June 4, 2009 at 6:05 am
They have laid-off the only person doing the DBA work! Now I am trying to do some things
that I know I should not. Have a new customer and converting their ACCESS application
to SQL-Server 2005, creating tables, stored procedures, etc is no problem as I am a developer
but when it comes to setting up database permissions I am totally lost.
I am currently using sa for everything but it will not go to production like that. I have goggled
and found some and then others that were different, ways of performing that its.
I want to create a user that can use in my .NET connection string to read, write, update, delete
from all tables within the particular database, no dropping tables, etc though!
And links, tips would be appreciated and sorry for such a rookie question.
Thanks!
June 4, 2009 at 6:27 am
Books OnLine will be your best resource here.
search on these keywords:
authentication modes
create login
create user
fixed database roles
fixed server roles
sp_addrolemember
grant
USe a windows authenticated ID if you can. SQL authenticated ids have improved greatly in SQL 2005 but windows authenticated still most secure and easier to work with.

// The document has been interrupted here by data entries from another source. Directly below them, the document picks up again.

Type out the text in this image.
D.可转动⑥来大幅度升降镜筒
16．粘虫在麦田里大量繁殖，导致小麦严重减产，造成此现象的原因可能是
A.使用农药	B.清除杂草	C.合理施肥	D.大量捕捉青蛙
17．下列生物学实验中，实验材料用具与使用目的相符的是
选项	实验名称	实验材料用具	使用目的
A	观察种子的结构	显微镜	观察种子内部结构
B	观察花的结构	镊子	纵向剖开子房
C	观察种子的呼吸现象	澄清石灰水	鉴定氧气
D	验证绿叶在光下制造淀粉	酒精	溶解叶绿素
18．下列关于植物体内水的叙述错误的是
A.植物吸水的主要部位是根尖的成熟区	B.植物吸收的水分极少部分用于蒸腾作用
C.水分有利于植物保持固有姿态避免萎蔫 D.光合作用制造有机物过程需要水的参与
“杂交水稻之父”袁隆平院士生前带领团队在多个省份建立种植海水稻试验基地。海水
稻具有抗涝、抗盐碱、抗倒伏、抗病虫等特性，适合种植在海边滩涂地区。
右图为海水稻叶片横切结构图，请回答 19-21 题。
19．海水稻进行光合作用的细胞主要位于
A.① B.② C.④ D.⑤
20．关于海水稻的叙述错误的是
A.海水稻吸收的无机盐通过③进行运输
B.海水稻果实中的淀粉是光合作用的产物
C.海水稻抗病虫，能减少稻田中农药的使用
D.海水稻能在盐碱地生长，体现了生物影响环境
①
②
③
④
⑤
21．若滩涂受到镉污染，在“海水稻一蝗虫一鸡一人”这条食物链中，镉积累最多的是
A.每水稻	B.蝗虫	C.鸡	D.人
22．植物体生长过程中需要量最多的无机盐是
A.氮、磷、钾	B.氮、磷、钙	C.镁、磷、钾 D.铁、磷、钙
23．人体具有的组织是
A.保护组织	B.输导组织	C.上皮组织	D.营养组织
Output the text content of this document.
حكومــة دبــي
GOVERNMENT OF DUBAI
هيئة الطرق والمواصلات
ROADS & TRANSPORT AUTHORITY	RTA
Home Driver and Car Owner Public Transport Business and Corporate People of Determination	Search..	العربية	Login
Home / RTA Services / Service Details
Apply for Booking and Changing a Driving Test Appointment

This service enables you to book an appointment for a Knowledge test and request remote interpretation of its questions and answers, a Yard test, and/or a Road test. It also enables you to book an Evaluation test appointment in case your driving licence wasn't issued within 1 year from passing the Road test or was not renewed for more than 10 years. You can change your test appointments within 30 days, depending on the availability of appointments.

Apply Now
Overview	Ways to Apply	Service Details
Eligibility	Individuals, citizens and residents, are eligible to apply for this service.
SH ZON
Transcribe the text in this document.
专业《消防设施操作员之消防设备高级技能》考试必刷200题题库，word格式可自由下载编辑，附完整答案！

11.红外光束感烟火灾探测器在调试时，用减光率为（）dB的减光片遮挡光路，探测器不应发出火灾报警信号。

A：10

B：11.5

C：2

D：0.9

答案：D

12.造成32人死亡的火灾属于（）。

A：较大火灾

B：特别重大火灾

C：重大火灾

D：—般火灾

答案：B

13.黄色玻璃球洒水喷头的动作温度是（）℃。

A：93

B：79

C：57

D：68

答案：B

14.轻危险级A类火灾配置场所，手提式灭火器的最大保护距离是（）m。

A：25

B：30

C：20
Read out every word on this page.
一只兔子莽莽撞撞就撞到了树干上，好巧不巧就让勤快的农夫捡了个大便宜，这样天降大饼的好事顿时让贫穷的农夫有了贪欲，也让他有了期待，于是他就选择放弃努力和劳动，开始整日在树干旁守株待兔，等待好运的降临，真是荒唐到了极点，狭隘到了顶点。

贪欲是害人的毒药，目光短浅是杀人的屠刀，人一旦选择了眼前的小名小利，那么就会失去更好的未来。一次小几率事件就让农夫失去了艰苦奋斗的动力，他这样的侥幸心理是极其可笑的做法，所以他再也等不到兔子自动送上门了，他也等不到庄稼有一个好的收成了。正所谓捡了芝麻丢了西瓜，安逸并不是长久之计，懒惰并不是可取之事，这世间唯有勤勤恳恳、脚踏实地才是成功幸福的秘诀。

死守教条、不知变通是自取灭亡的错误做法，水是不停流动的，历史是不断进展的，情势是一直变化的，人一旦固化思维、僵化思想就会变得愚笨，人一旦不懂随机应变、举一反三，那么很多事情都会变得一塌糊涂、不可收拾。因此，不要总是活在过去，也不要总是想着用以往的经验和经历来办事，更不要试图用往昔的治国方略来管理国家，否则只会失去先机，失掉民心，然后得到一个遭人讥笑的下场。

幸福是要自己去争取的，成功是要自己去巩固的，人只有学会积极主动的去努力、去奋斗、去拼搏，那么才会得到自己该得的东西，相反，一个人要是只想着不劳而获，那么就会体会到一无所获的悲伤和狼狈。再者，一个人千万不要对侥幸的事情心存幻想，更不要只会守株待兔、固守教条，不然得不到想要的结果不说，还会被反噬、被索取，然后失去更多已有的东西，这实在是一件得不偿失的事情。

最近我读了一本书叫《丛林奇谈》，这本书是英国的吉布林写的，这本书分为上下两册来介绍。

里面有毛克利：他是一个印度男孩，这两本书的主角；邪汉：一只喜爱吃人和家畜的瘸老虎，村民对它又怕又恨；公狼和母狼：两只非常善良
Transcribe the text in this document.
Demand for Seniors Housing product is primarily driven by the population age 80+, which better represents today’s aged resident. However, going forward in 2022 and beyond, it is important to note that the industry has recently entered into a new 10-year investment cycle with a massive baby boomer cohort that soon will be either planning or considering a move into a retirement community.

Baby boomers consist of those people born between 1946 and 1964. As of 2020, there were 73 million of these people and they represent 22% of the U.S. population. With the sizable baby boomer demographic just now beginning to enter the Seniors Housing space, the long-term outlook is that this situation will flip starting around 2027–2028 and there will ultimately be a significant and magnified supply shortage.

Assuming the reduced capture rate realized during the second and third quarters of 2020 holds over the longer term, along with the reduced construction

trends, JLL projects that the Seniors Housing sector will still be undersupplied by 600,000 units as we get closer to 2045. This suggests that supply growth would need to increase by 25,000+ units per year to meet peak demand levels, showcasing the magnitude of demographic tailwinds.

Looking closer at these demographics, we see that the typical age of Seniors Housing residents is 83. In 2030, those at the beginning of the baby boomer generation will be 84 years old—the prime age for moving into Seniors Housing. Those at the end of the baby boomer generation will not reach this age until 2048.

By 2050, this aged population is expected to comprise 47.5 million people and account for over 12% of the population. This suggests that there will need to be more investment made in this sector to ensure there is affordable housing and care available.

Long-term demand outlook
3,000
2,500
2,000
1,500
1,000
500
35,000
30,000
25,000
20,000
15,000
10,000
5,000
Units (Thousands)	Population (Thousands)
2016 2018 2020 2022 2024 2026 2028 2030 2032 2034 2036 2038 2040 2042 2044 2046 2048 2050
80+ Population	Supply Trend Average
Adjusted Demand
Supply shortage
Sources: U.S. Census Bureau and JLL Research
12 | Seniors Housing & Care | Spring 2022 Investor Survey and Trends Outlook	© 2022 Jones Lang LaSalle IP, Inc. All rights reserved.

You will need to create the login to give the id access to SQL itself. then in the database use create user to give the id access to the database.
To give the id permissions in the database add to roles or use the grant command. To get the permissions you describe the id could be added to the fixed database roles db_datareader and db_datawriter. However this gives the id direct access to the tables which is not the most secure. If you are writing stored procedures to manipulate the data give the id exec permissions on the relevant stored procs, then the user will only be able to perform the functions as coded in the stored proc.
If there will be multiple users, create a windows group in AD, add all the users to that group and then do all the above for that group and all users will inherit the same permissions.